I am the sort of person who generally does not like talking to strangers on planes. (Or anywhere else, honestly.) I have long text chains with my daughter on strategies to cut off conversation with strangers on planes; my favorite (I think from Kyle Idelman’s Not a Fan), is wearing a t-shirt that says I JUST WANT TO TALK ABOUT JESUS. Apparently, you usually get the whole row to yourself on Southwest if you wear one of those shirts, though I suspect that if it backfires, it backfires spectacularly.
So on the 9 ½ hour flight from Rome back to the US, I was hoping that the imposing figure sitting next to me didn’t speak English. He was almost a decade older than me, but in much better shape, with jet black hair and beard, tight black t-shirt, tight black pants, and fashionable black leather shoes that matched his bag. He looked like an older Italian fashion model.
I was partly right.
Over the next 9 ½ hours, I learned that he was a wealthy heir from a large extended family, one of the only men in the family who was not addicted to drugs or alcohol. He had been the primary caregiver for a very difficult mother for five years, and after her passing, he discovered by accident that he had the talent to be a successful fashion model and, eventually fashion producer. He had a home in Charlotte (we saw the spectacular views from his penthouse deck), in Ft. Lauderdale, in Manhattan, and was planning to find homes in Rome, Paris, and Dubai, which is apparently an emerging fashion scene. He also sponsors talented young designers and wants to set up an endowment to support their development. I am still not clear why he was flying Economy Plus, but he obviously was very successful.

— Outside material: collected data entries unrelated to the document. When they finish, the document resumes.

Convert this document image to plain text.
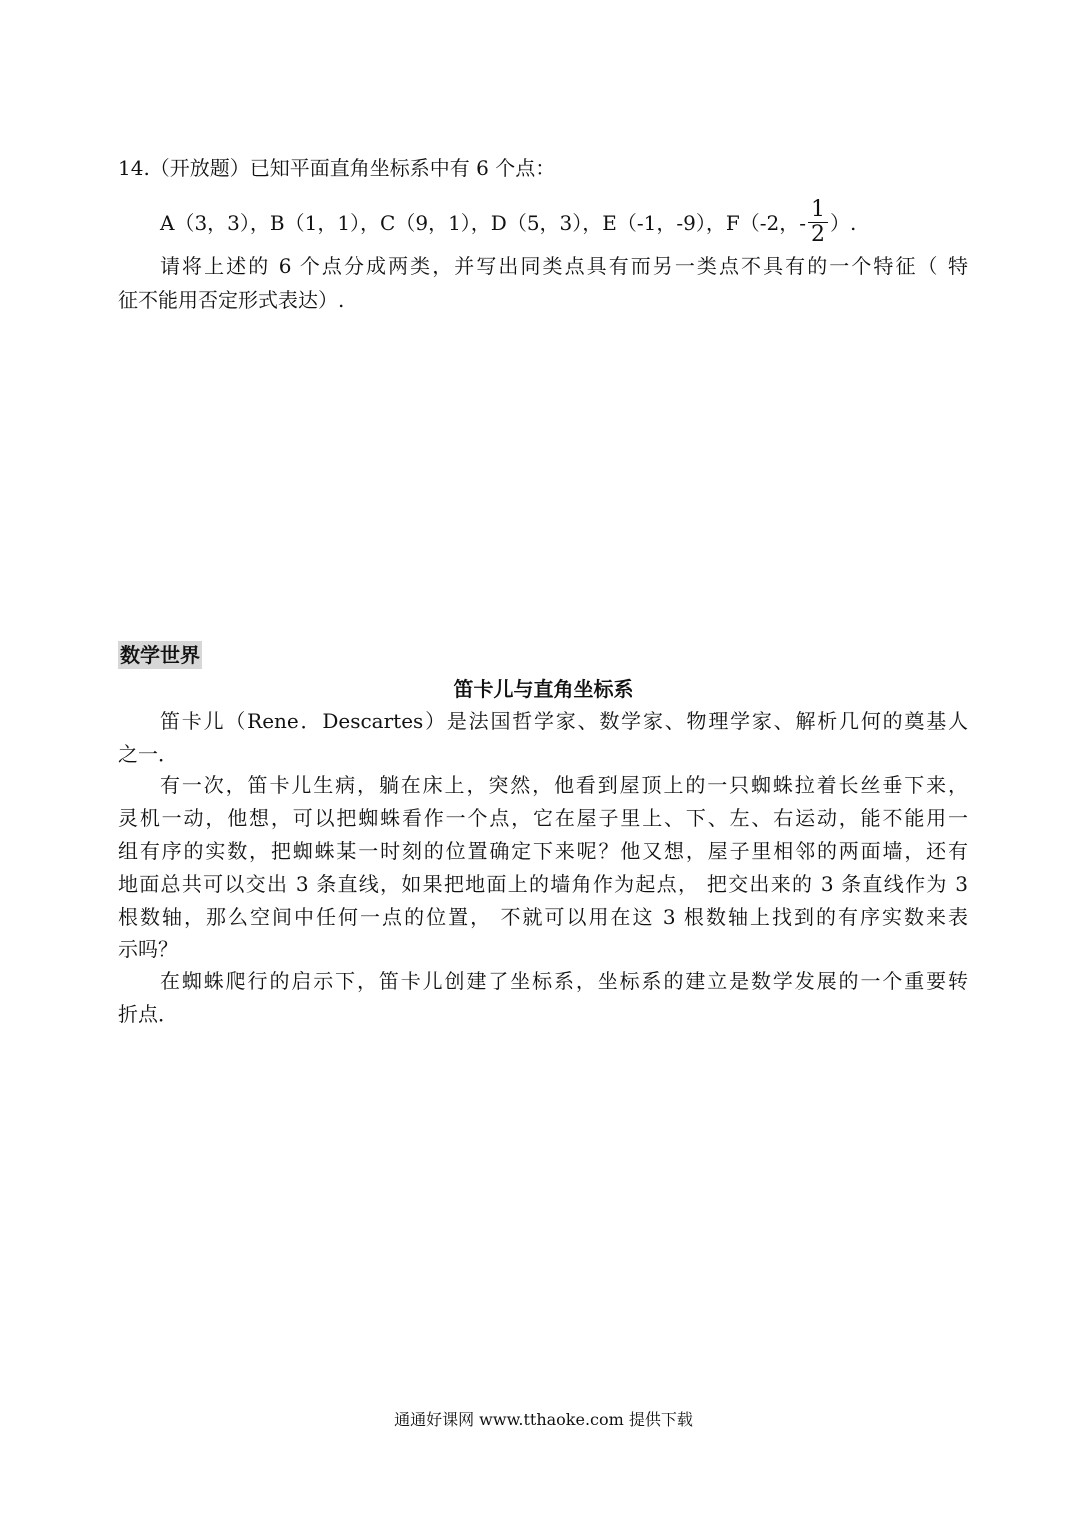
14.（开放题）已知平面直角坐标系中有 6 个点：
A（3，3），B（1，1），C（9，1），D（5，3），E（-1，-9），F（-2，- $\frac{1}{2}$ ）.
请将上述的 6 个点分成两类，并写出同类点具有而另一类点不具有的一个特征（ 特
征不能用否定形式表达）.
数学世界
笛卡儿与直角坐标系
笛卡儿（Rene．Descartes）是法国哲学家、数学家、物理学家、解析几何的奠基人
之一．
有一次，笛卡儿生病，躺在床上，突然，他看到屋顶上的一只蜘蛛拉着长丝垂下来，
灵机一动，他想，可以把蜘蛛看作一个点，它在屋子里上、下、左、右运动，能不能用一
组有序的实数，把蜘蛛某一时刻的位置确定下来呢？他又想，屋子里相邻的两面墙，还有
地面总共可以交出 3 条直线，如果把地面上的墙角作为起点， 把交出来的 3 条直线作为 3
根数轴，那么空间中任何一点的位置， 不就可以用在这 3 根数轴上找到的有序实数来表
示吗？
在蜘蛛爬行的启示下，笛卡儿创建了坐标系，坐标系的建立是数学发展的一个重要转
折点．
通通好课网 www.tthaoke.com 提供下载
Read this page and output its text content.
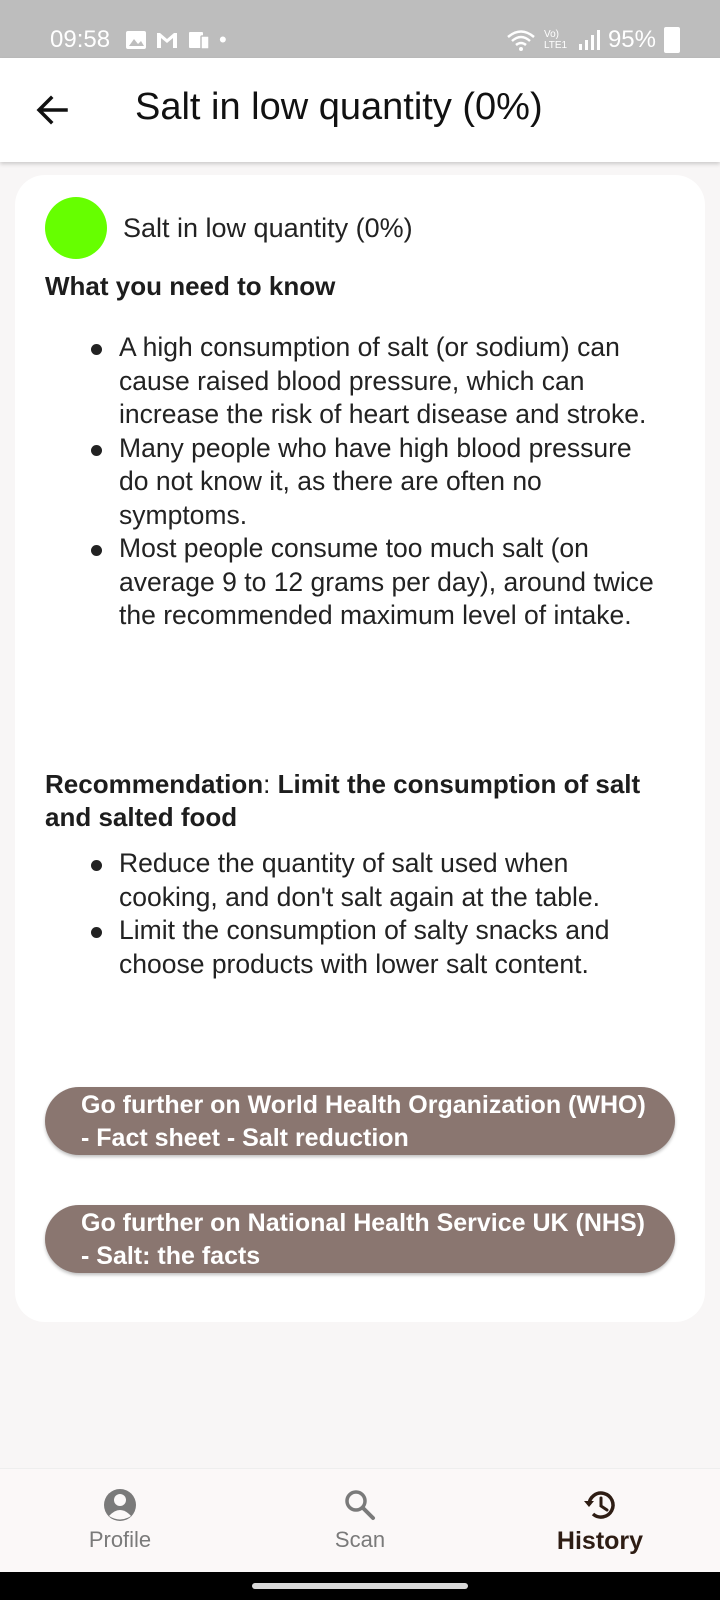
09:58	•	Vo) LTE1 95%
Salt in low quantity (0%)
Salt in low quantity (0%)
What you need to know
A high consumption of salt (or sodium) can cause raised blood pressure, which can increase the risk of heart disease and stroke.
Many people who have high blood pressure do not know it, as there are often no symptoms.
Most people consume too much salt (on average 9 to 12 grams per day), around twice the recommended maximum level of intake.
Recommendation: Limit the consumption of salt and salted food
Reduce the quantity of salt used when cooking, and don't salt again at the table.
Limit the consumption of salty snacks and choose products with lower salt content.
Go further on World Health Organization (WHO) - Fact sheet - Salt reduction
Go further on National Health Service UK (NHS) - Salt: the facts
Profile	Scan	History
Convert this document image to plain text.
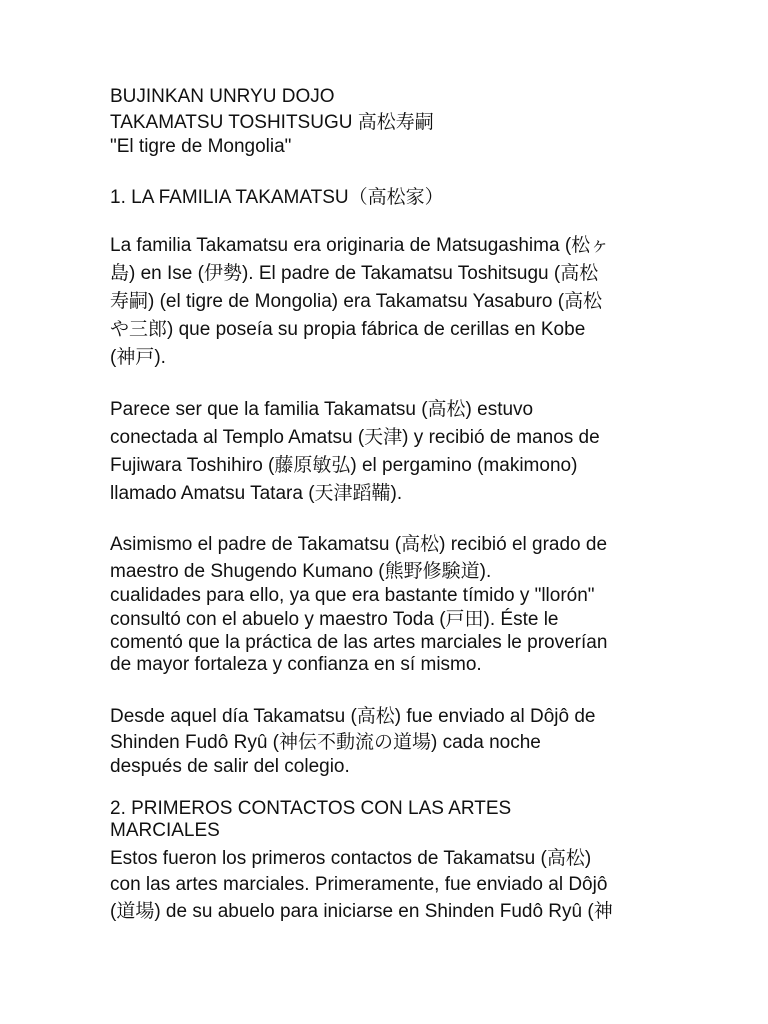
BUJINKAN UNRYU DOJO

TAKAMATSU TOSHITSUGU 高松寿嗣

"El tigre de Mongolia"

1. LA FAMILIA TAKAMATSU（高松家）

La familia Takamatsu era originaria de Matsugashima (松ヶ
島) en Ise (伊勢). El padre de Takamatsu Toshitsugu (高松
寿嗣) (el tigre de Mongolia) era Takamatsu Yasaburo (高松
や三郎) que poseía su propia fábrica de cerillas en Kobe
(神戸).
Parece ser que la familia Takamatsu (高松) estuvo
conectada al Templo Amatsu (天津) y recibió de manos de
Fujiwara Toshihiro (藤原敏弘) el pergamino (makimono)
llamado Amatsu Tatara (天津蹈鞴).
Asimismo el padre de Takamatsu (高松) recibió el grado de
maestro de Shugendo Kumano (熊野修験道).
cualidades para ello, ya que era bastante tímido y "llorón"
consultó con el abuelo y maestro Toda (戸田). Éste le
comentó que la práctica de las artes marciales le proverían
de mayor fortaleza y confianza en sí mismo.
Desde aquel día Takamatsu (高松) fue enviado al Dôjô de
Shinden Fudô Ryû (神伝不動流の道場) cada noche
después de salir del colegio.
2. PRIMEROS CONTACTOS CON LAS ARTES
MARCIALES
Estos fueron los primeros contactos de Takamatsu (高松)
con las artes marciales. Primeramente, fue enviado al Dôjô
(道場) de su abuelo para iniciarse en Shinden Fudô Ryû (神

He only asked us two questions during the flight, but I was impressed with the way he treated the flight attendant, addressing her by name and making small talk with her as well (not in a creepy way). He was kind and gracious, and in fact he talked about how many of his neighbors were superstar athletes who he counseled on good social skills.
April, one seat removed, wrote in her journal for six hours straight. And I wrote a fair bit in mine, too (I should clarify that he did not talk the entire way; this all came out in bits and pieces). The question he asked (besides the obvious “Where are you from?”) came during a pause in my journaling, when he asked whether we were writers. I told him no, we aren’t, but we both journal to pray and to think. “Interesting,” he said, before quickly changing the subject.

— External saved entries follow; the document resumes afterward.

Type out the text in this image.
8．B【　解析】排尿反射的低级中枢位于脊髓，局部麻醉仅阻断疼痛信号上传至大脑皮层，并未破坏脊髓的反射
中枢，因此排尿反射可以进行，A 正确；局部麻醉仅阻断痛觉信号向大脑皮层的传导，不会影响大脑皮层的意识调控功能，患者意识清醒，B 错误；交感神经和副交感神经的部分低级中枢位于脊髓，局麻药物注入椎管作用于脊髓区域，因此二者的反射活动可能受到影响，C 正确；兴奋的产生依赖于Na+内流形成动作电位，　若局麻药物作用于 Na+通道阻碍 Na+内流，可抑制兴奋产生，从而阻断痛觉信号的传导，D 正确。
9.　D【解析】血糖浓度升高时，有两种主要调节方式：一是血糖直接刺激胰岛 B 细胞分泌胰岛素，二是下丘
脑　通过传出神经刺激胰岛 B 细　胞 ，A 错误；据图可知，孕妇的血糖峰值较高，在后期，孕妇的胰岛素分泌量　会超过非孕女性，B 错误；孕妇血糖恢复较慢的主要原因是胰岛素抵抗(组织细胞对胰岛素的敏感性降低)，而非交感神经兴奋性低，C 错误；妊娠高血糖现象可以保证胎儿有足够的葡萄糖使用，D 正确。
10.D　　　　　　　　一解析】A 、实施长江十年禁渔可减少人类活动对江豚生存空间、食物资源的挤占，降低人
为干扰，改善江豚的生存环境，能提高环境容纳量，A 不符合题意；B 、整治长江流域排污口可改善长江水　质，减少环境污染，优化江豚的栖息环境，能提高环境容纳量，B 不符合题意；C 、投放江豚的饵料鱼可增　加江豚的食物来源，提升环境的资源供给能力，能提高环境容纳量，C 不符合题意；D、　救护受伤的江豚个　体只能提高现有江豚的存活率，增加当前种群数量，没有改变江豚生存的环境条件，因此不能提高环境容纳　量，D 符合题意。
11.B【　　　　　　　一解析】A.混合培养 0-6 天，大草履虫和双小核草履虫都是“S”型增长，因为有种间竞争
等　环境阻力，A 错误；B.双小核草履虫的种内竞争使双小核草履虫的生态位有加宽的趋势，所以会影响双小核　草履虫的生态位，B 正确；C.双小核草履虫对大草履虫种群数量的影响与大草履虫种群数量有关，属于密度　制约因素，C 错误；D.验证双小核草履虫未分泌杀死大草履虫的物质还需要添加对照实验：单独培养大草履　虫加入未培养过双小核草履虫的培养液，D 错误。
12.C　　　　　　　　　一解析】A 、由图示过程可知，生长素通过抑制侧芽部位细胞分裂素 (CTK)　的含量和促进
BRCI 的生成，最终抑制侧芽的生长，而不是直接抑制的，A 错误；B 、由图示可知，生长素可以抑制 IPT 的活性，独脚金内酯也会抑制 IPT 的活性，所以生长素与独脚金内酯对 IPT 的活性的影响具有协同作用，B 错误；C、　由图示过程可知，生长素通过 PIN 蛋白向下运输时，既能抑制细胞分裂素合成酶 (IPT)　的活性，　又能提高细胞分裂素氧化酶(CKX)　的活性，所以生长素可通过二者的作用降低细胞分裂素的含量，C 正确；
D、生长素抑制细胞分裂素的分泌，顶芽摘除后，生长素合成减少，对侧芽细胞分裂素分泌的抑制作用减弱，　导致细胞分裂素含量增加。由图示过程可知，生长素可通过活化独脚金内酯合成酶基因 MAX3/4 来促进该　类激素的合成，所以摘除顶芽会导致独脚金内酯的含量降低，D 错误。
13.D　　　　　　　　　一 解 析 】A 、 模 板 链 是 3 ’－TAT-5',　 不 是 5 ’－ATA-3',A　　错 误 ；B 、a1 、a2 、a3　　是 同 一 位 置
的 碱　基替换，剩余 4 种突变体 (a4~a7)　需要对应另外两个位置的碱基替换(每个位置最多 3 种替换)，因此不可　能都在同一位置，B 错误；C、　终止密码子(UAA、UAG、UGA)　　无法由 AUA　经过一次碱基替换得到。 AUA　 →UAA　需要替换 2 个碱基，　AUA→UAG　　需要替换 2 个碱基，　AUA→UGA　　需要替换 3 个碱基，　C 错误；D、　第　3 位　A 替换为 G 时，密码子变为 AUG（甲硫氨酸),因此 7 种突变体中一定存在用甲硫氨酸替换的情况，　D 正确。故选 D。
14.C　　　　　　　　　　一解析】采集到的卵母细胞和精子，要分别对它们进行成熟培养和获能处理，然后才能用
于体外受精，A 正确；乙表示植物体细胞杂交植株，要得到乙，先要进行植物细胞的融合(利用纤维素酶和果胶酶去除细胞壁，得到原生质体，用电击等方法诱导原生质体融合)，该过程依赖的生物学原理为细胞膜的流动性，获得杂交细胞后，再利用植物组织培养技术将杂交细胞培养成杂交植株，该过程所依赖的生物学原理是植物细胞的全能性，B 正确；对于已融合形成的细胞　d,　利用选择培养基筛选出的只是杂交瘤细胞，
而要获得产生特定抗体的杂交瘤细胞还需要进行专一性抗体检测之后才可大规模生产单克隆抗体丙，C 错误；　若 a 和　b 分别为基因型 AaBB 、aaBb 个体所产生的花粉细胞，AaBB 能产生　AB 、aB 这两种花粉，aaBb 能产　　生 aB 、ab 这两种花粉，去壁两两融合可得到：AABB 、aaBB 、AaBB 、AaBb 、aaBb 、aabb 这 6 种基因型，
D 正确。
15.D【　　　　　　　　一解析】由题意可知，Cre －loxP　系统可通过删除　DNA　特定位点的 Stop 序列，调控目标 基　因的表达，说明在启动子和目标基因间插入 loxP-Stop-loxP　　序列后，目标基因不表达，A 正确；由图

I offered what I thought was the peace I had. I affirmed the sacrifices he had made in caregiving for his mother, a difficult, taxing, often thankless role. I praised him for finding a purpose that motivated him and asked him questions about the fashion world, though it was abundantly clear from my clothing choices on the flight that I was not in any way fashion-conscious. I told him it was laudable for him to pay forward his success by supporting future designers. While he seemed to appreciate all of that, I didn’t get the sense that it gave him any peace.
What I realized, a couple days later, was that that was not the peace Jesus talked about, and it definitely wasn’t the peace he needed. Because in all that I heard – the accomplishments and the acquisitions and the experiences – what came through loudest was someone trying to find peace in places that can’t offer it. I wish I’d asked him if his go-go lifestyle gave him peace. I wish I’d told him that, at least for me, peace only came after I gave up trying to prove myself worthy of it, after I accepted that I was, am, and always will be broken, but that I am wholly and completely loved and accepted just as I am. Only after accepting both parts of that – the brokenness and the belovedness – could I find peace.
Whether or not he was interested in that peace, I’ll never know. I tried to find him on the internet without success. So I’m telling YOU, in case you might have needed to hear it.
It’s not natural for me to see people and actually care about what they really need. That is another insight for me from this trip. But it first required me to see and accept myself as broken and yet beloved. And that was so much harder. Because I have buzzed with the best of them, for a very long time.